This new vessel could have a fuel cell on board she says, in addition to the sails, taking a potential leaf out of the experience of another vessel – called Energy Observer – currently sailing around the world to demonstrate the potential of hydrogen.

Energy Observer is not a working cargo vessel, more of a high-tech demonstration catamaran, with a huge array of solar panels, wing sails and just like the Ceiba will have, and the technology to turn the propeller into a turbine when under sail, thus generating electricity.

However, the second Ceiba vessel could well emulate one additional trait of the Energy Explorer and use that electricity to electrolyse water and generate hydrogen which it then compresses and stores to power it’s fuel cell thus enabling the vessel to manoeuvre under its own power when the wind is not strong enough or it has to move through ports or narrow channels or fairways.

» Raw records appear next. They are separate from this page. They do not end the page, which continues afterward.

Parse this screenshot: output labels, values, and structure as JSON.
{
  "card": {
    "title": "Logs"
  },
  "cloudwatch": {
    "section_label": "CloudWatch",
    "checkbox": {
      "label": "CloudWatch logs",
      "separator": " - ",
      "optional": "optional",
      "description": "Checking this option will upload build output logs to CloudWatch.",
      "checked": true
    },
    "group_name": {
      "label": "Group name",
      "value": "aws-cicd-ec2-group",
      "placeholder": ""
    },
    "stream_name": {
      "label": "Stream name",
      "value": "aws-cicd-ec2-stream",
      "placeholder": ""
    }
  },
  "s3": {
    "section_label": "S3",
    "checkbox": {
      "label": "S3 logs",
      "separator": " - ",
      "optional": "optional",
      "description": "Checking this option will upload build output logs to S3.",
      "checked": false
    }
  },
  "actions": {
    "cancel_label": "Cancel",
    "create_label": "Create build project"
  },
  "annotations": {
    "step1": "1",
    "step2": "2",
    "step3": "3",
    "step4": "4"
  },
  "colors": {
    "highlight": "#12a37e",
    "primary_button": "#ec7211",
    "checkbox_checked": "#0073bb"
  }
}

Given that Doggett and Sail Cargo started with barely a few thousand dollars when they launched the project, the company has come a long way in demonstrating the validity of what has become a $4m project and the need to look at all aspects of the business.

The company’s website seeks investors willing to put a minimum of $50,000 into the project, and already talks about new investment possibilities of a second vessel.

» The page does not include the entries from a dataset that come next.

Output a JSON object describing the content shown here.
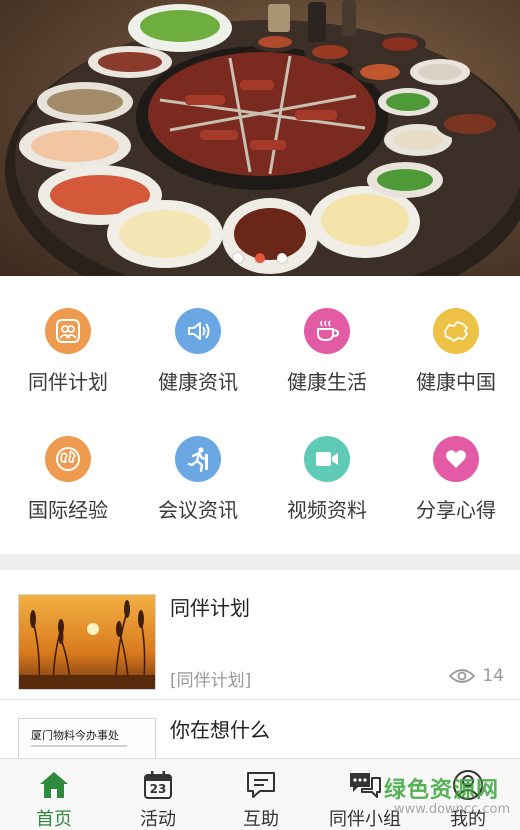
{
  "banner": {
    "slides": 3,
    "active_slide": 2,
    "image": "hotpot-photo"
  },
  "features": [
    {
      "label": "同伴计划",
      "icon": "people-icon",
      "color": "#ee9a4f"
    },
    {
      "label": "健康资讯",
      "icon": "speaker-icon",
      "color": "#6aa7e3"
    },
    {
      "label": "健康生活",
      "icon": "coffee-icon",
      "color": "#e35aa5"
    },
    {
      "label": "健康中国",
      "icon": "china-map-icon",
      "color": "#eec245"
    },
    {
      "label": "国际经验",
      "icon": "globe-icon",
      "color": "#ee9a4f"
    },
    {
      "label": "会议资讯",
      "icon": "runner-icon",
      "color": "#6aa7e3"
    },
    {
      "label": "视频资料",
      "icon": "video-camera-icon",
      "color": "#5fcbb6"
    },
    {
      "label": "分享心得",
      "icon": "heart-icon",
      "color": "#e35aa5"
    }
  ],
  "articles": [
    {
      "title": "同伴计划",
      "category": "[同伴计划]",
      "views": "14",
      "thumb": "sunset-reeds-photo"
    },
    {
      "title": "你在想什么",
      "thumb_text": "厦门物料今办事处",
      "thumb": "document-photo"
    }
  ],
  "tabs": [
    {
      "label": "首页",
      "icon": "home-icon",
      "active": true
    },
    {
      "label": "活动",
      "icon": "calendar-icon",
      "calendar_day": "23"
    },
    {
      "label": "互助",
      "icon": "chat-icon"
    },
    {
      "label": "同伴小组",
      "icon": "group-chat-icon"
    },
    {
      "label": "我的",
      "icon": "user-icon"
    }
  ],
  "colors": {
    "accent": "#2e8b3e",
    "active_dot": "#e2573b"
  },
  "watermark": {
    "main": "绿色资源网",
    "sub": "www.downcc.com"
  }
}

the shipyard in the jungle had to be built from scratch
Building a wooden ship like Ceiba requires some traditional skills. “The shipwrights came to us like bees to honey” says Doggett.

Doggett’s dream

While Doggett wants shipping to see Ceiba as a challenge or a demonstration that it can do better, she also recognizes the limitations it offers which is why Sail Cargo is also looking to go bigger, and for this she admits steel may be the only option, but even then, her sustainability objectives are not going to slip away.

She reveals she is in initial talks with yards and other companies about a steel sailing ship design, and if she was prepared to go to great lengths to secure sustainable materials and construction methods for Ceiba, she will likely do the same for these vessels if it becomes viable.

However even while recognizing the compromise in materials, she jokes that any steel cut sailing vessels would need to be built with the word “imperfect” on their hulls, a recognition that shipping in all its value to society can never be truly sustainable, despite the value it offers society through the volume of goods it carriers.

But Doggett’s dream is not that she should be the only one starting the journey from the point of view of sustainable shipping for sustainable cargo owners, the former tall-ship sailor wants to see others compete with her for what will undoubtedly be a growing market opportunity.

If a $30 bag of sustainable “came by wind” coffee beans in a coffee house has a 70c mark up because it has sailed slower and, in a carbon positive sustainable way, while Vancouverites and any other coffee lover does not care that it took a bit longer but are able pat themselves on their backs about the sustainable drinking habits, then perhaps industries can change just as mind sets do.